Specifically, looking at drm-kmod-drm_v5.15.25_5 source:

drivers/gpu/drm/amd/amdgpu/gmc_v*.c sets adev->need_swiotlb to
drm_need_swiotlb(...).  drm_need_swiotlb is implemented in
drivers/gpu/drm/drm_cache.c as a 'return false' on FreeBSD.

Later on, amdgpu_ttm_init calls ttm_device_init with the use_dma_alloc
argument equal to adev->need_swiotlb (IOW, false).
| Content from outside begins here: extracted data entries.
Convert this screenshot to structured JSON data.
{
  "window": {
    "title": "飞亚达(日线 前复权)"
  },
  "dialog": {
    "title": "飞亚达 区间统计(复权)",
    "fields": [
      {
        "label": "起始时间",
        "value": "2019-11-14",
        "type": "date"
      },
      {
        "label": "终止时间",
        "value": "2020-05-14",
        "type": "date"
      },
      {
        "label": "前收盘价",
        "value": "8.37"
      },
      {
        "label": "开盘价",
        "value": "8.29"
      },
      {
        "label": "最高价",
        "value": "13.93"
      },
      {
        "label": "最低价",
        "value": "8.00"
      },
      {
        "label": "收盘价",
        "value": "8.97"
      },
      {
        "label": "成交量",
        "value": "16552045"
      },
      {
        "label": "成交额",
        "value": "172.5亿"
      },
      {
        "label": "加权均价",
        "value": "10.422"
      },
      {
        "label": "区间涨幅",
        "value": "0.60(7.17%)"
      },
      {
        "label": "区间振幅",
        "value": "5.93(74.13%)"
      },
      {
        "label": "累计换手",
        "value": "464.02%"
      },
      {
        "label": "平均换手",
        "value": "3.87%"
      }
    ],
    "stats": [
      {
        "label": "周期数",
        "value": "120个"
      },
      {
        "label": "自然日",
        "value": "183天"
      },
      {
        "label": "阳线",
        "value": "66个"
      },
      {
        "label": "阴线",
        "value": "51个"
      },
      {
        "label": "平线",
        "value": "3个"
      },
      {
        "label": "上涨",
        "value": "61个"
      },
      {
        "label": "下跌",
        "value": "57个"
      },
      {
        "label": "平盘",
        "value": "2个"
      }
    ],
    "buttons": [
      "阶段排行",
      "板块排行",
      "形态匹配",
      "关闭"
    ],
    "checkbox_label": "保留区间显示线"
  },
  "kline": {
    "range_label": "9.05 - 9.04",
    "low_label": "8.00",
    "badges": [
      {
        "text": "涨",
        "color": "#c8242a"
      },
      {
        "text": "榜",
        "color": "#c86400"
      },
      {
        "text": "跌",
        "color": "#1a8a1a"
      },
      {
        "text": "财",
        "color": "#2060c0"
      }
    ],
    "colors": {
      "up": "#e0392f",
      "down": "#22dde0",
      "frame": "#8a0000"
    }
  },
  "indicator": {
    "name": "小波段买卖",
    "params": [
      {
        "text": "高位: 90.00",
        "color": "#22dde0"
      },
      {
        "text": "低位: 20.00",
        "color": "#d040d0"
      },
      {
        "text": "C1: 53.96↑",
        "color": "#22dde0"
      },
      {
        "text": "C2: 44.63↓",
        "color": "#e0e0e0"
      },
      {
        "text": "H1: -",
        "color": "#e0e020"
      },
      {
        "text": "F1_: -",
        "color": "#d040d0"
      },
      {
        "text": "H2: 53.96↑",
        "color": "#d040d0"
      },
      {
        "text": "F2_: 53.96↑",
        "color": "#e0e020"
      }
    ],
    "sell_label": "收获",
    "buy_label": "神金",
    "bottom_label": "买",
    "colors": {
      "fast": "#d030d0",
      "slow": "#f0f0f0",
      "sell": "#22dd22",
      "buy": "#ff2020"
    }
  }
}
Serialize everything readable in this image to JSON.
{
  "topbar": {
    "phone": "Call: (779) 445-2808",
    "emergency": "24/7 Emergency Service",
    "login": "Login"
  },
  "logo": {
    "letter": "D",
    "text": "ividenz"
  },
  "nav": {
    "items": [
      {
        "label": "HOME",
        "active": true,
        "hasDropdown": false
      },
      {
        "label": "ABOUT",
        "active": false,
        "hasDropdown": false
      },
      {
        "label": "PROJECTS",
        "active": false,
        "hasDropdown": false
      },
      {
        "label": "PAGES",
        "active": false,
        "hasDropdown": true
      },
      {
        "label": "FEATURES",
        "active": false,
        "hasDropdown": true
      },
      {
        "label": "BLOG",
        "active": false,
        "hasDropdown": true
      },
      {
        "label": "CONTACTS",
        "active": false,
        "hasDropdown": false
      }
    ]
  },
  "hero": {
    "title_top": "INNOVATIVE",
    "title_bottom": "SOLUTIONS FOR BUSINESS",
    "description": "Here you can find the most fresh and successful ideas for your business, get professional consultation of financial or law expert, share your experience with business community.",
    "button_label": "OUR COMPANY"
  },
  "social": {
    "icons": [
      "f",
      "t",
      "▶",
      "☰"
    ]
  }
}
Much later on, ttm_pool_alloc is called to allocate a buffer.  That in turn
calls ttm_pool_alloc_page which amounts to:

	if (!use_dma_alloc)
		return alloc_pages(...);
	
	panic("ttm_pool.c: use_dma_alloc not implemented");

So, because of the 'return false' during initialization, we always call
alloc_pages (aka. linux_alloc_pages) which tries to allocate physically
contiguous memory.

As I said before, I don't know anything about the graphics stack, so it is
possible that this dma API is completely irrelevant.


Looking at ttm_pool_alloc some more, it immediately turns the physically
contiguous allocation into an array of struct page pointers (tt->pagse).
So, depending on how the rest of the module uses the buffer & pages, it
may be relatively easy to switch to a virtually-contiguous allocation.